Durham Treatment Plant

This option would construct a drinking water treatment plant downstream of the Clean Water Services' Durham Wastewater Treatment Plant to capture the expanded flows from discharges to the lower Tualatin River.  Obtaining municipal water in this manner is safely practiced throughout the United States.  If selected, this water source would supplement current drinking water supplies from Hagg Lake and Barney Reservoir.

As population increases in Washington County, it is expected that discharges will increase from Clean Water Services wastewater treatment facilities. This option would capture those highly treated discharges and further treat them at a newly constructed drinking water treatment plant.

Water Quality

Clean Water Services treats waste water to the highest levels provided for under Oregon law. Additionally, a state-of-the-art drinking water treatment plant would be built to ensure water quality is similar to other options.  The Study contemplates additional analysis of the water quality potential of this option and the results are expected in the fall of 2011.


Initial estimates have rated the costs of this option high.  If water is determined to be available from this source year-round, then the Study will further develop more precise cost estimates.


A drinking water treatment plant would have to be constructed on the lower Tualatin River to accommodate this option.


Additional source storage is not required under this option.  
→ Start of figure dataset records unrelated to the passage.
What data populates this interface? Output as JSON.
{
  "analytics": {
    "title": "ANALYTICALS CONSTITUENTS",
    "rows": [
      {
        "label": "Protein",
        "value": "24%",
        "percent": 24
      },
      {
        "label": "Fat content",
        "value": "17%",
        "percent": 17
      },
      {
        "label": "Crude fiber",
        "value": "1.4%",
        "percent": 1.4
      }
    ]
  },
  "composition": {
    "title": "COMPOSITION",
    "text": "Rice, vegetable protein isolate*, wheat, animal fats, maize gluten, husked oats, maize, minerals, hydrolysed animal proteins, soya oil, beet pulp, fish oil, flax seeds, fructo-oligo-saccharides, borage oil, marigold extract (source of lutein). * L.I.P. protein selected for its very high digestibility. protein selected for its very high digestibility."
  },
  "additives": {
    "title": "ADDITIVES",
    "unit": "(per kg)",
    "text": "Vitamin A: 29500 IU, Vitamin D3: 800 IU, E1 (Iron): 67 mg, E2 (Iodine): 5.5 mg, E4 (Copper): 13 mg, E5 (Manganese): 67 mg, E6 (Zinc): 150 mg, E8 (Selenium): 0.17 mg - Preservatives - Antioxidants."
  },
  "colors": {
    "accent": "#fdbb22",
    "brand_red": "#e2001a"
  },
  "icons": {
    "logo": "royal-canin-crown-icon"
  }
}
Treated water would continue to be stored throughout the JWC distribution systems in agency-owned reservoirs.  Some of the water would also be injected and stored in aquifers during the winter.  The water would then be recovered and used during the summer.  

Regulatory Issues

This project has significant regulatory hurdles with regard to water rights and water availability issues.

Water Rights

Under Oregon water law, it will be difficult to capture discharged water for new beneficial water uses because the lower Tualatin River is already over-allocated in the summer.  For that reason, and also because of the fact that new discharges are contractually guaranteed to the Tualatin Valley Irrigation District, the Study has determined that obtaining sufficient water supplies from this source is highly risky.  As a result, this option may not receive further exploration under the Study.

Land Use

Land use approvals for siting a new drinking water plant in the Durham area of Washington County would have to be obtained. This may or may not be difficult depending on the exact location.

Other Permitting

Reclaimed water is regulated by the Department of Environmental Quality in the state of Oregon. These regulations are generally applied to the use of treated wastewater for agricultural irrigation and not for drinking water purposes. The Study will have to assess whether these regulations can be adapted for drinking water purposes.


The Durham Treatment Plant Option was eliminated before the final ratings and criteria evaluation was done.  The iniitial investigation revealed that there would not be enough water produced at this site to meet Hillsboro's needs for the next 50 year planning period.  This is the only potential source that was entirely eliminated as an option, due to the fatal flaw of water supply deficiencies.